Merriam Webster defines EPIC as extending beyond the usual or ordinary especially in size or scope.
For better and for worse(about 50/50) in my desire for the EPIC I have created awesome and drama–just to experience the EPIC. Looking back, I missed a lot of things along the way. Things that by their very nature were EPIC.
I once sent an envelope of scraps to Travis and told him to create EPIC art. I expected him to cut and paste, but that little bugger didn’t. He used only what I had sent and tied and ripped till he had created a piece of art, that is truly larger than life. He wrote a note on part fo the art. One read in italian, the art of doing nothing. The other is a quick little quip about how our ordinary days were EPIC just because of the characters involved.
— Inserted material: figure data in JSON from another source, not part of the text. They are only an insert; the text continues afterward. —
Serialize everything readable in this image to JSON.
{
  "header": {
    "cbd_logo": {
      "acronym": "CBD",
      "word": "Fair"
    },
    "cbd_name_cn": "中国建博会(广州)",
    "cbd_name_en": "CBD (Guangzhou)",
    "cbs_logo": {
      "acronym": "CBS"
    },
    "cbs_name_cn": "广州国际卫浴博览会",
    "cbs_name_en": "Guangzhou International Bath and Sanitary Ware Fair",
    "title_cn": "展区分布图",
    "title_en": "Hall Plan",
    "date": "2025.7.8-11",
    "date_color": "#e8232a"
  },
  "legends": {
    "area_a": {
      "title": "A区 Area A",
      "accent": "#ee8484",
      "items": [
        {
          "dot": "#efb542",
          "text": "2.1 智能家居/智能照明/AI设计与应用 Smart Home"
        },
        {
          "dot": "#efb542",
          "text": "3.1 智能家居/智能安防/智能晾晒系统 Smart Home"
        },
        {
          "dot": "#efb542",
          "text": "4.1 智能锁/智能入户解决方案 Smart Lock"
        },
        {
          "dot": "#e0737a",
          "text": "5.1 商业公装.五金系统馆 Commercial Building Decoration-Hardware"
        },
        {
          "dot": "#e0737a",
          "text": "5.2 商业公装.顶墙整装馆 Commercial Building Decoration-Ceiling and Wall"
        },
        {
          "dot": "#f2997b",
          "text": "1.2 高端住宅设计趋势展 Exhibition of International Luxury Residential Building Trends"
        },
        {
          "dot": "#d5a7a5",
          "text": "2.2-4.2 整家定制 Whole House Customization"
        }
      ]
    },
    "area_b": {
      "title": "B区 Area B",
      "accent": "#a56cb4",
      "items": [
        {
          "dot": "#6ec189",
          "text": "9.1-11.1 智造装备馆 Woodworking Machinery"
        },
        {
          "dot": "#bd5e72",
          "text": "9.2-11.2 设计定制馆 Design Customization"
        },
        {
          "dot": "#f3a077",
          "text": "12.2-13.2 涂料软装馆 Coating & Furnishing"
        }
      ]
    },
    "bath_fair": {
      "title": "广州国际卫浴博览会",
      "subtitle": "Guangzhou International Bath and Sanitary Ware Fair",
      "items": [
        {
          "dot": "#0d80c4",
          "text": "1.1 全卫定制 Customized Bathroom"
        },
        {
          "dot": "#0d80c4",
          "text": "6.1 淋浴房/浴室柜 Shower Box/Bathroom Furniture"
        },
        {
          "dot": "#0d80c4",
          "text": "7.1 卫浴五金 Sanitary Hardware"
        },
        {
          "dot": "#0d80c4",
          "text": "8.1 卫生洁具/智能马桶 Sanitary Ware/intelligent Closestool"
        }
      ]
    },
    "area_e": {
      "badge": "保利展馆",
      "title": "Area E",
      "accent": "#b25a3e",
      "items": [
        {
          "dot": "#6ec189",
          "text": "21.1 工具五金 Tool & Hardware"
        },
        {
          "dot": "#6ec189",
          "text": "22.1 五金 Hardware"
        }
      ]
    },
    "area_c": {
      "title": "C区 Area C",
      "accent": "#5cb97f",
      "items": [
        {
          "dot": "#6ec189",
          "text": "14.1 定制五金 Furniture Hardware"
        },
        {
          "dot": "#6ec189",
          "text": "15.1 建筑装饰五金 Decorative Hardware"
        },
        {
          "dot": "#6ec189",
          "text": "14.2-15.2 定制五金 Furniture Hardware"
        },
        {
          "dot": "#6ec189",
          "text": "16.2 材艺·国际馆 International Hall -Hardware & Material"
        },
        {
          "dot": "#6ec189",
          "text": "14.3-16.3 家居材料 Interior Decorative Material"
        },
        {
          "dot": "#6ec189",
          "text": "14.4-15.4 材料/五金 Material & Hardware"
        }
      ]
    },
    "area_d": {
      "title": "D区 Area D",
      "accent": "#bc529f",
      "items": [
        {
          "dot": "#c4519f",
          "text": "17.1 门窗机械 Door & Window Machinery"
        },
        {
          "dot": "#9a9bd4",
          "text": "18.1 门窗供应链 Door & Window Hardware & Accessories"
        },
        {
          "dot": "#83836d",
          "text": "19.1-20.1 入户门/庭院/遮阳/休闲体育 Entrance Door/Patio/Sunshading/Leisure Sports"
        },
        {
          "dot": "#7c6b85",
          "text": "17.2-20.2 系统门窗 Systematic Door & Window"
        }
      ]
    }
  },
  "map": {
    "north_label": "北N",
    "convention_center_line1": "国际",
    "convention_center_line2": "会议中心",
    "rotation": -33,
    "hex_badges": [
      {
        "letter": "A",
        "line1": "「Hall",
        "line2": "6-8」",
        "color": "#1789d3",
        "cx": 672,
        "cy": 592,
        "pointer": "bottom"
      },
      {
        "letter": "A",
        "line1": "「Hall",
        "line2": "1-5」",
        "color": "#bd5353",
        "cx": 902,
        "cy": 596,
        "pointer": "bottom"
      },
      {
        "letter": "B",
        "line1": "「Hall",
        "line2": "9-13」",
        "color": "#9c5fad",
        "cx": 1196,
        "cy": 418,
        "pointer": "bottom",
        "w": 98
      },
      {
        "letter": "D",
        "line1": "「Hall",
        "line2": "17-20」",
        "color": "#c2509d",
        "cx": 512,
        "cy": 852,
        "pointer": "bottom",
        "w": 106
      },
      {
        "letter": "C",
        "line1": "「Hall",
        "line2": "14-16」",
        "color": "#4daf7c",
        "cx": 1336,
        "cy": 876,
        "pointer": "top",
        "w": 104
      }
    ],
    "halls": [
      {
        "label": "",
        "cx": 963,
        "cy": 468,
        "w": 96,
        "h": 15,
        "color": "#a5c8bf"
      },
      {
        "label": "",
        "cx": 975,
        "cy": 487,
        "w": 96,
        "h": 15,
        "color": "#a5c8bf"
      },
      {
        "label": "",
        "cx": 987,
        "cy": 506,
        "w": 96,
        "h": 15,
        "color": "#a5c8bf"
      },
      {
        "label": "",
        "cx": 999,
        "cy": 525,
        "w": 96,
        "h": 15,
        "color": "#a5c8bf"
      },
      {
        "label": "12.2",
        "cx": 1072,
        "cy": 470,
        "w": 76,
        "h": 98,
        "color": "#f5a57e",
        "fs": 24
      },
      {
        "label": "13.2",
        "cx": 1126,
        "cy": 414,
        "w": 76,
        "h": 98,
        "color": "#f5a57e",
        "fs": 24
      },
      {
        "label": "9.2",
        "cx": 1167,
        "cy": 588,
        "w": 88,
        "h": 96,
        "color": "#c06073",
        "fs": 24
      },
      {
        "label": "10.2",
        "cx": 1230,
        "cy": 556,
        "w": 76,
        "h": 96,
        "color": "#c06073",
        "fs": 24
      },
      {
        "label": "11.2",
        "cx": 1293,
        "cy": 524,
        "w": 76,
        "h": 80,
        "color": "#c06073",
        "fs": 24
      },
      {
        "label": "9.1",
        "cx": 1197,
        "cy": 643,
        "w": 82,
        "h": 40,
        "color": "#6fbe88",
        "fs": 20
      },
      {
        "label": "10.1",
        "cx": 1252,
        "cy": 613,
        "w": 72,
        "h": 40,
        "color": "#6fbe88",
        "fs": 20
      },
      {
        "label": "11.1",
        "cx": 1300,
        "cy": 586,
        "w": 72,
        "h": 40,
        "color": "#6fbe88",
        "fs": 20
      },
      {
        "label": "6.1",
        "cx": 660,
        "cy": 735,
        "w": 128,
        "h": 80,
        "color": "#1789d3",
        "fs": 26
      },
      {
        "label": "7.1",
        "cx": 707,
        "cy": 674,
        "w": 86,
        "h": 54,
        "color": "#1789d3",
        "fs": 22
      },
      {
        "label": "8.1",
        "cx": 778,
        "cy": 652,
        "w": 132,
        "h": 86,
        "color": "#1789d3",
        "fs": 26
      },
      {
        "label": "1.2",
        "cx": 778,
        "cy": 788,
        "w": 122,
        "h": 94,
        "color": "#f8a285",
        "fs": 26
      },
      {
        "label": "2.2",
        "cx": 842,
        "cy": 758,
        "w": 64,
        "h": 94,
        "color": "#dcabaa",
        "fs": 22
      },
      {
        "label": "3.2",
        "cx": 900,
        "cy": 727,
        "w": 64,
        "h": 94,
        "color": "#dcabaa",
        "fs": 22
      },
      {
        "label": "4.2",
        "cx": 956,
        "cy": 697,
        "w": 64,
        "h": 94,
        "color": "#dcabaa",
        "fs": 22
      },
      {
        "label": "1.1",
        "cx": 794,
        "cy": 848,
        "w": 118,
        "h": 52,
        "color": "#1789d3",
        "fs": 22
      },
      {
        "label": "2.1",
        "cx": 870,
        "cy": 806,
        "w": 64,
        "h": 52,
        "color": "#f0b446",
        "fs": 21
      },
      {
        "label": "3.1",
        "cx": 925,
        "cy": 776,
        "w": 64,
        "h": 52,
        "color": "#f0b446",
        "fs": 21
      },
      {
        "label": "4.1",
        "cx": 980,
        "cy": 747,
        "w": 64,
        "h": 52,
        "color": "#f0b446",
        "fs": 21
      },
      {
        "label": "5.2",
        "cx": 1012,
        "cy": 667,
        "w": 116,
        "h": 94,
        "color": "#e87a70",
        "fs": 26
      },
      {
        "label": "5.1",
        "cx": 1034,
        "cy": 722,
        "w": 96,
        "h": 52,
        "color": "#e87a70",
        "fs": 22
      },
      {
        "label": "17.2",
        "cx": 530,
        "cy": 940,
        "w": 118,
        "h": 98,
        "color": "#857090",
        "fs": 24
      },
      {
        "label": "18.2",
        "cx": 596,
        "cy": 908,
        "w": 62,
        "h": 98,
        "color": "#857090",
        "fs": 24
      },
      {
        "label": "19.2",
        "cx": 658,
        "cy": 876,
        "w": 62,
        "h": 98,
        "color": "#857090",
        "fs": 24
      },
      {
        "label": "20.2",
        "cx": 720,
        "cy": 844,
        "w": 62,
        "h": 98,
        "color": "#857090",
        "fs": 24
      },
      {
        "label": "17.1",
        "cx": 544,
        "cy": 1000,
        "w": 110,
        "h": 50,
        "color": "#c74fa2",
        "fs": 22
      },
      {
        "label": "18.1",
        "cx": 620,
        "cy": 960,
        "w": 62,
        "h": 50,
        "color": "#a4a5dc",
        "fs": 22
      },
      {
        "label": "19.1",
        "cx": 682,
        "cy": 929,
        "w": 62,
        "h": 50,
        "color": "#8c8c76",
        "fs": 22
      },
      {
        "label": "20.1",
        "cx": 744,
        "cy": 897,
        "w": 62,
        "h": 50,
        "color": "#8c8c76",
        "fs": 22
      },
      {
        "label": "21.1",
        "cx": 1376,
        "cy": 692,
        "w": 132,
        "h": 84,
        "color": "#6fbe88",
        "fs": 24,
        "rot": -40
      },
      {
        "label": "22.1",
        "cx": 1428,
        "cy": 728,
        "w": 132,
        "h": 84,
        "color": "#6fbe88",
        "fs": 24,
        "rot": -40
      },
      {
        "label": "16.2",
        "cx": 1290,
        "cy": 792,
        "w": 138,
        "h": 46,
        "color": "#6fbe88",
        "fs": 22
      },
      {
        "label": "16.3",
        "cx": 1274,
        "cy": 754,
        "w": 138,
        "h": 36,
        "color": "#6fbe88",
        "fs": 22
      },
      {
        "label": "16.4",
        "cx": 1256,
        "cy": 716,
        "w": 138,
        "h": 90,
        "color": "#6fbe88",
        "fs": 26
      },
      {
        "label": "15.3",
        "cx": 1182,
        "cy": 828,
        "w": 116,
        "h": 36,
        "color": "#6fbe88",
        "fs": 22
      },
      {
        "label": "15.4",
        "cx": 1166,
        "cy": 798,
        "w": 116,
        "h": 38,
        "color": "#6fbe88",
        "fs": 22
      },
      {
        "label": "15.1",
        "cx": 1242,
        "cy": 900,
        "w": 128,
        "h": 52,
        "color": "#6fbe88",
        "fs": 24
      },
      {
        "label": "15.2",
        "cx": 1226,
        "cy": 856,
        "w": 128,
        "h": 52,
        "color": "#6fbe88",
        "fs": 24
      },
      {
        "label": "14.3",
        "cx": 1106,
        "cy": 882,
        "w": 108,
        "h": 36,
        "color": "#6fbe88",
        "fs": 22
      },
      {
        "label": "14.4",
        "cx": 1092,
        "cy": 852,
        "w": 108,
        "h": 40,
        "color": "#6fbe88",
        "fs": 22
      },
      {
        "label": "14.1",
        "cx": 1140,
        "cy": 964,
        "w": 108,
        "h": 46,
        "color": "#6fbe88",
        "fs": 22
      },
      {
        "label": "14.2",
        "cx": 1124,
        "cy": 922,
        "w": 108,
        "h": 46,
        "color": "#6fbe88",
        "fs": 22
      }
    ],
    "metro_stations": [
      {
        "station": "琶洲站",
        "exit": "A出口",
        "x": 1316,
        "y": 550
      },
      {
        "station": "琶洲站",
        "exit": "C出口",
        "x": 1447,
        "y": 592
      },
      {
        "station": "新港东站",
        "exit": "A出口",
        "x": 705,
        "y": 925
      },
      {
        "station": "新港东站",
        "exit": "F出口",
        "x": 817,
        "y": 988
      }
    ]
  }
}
This brings me to a “conclusion.” We as humans are blessed with the ability to reason, rationalize, love, feel beyond our natural instinct. To me this seems pretty EPIC. So why oh why do we(and I say we as I know that I am not the only one who wants to look back at her life and think, that was epic) have this bizarre notion that we must try so hard to create the EPIC. Why can we not just practice in the art of doing nothing, and let life happen on life’s terms?
My answer: Because we have an ability to reason, rationalize, love, and feel beyond natural instinct. Because above anything else we as humans were blessed with ego and drive. The desire to be better, stronger, faster often takes front seat to loving selflessly, rational reasoning, and the recognition of true feelings. The ego usually takes a front seat to reality and humility. The fear of mediocre takes the front seat. In that, we achieve EPIC things, but we never quite live EPICALLY.
I will end with a quote I saw yesterday-It is the perfect definition of truly living epically-courage & honesty.
It takes courage to grow up and be who you really are.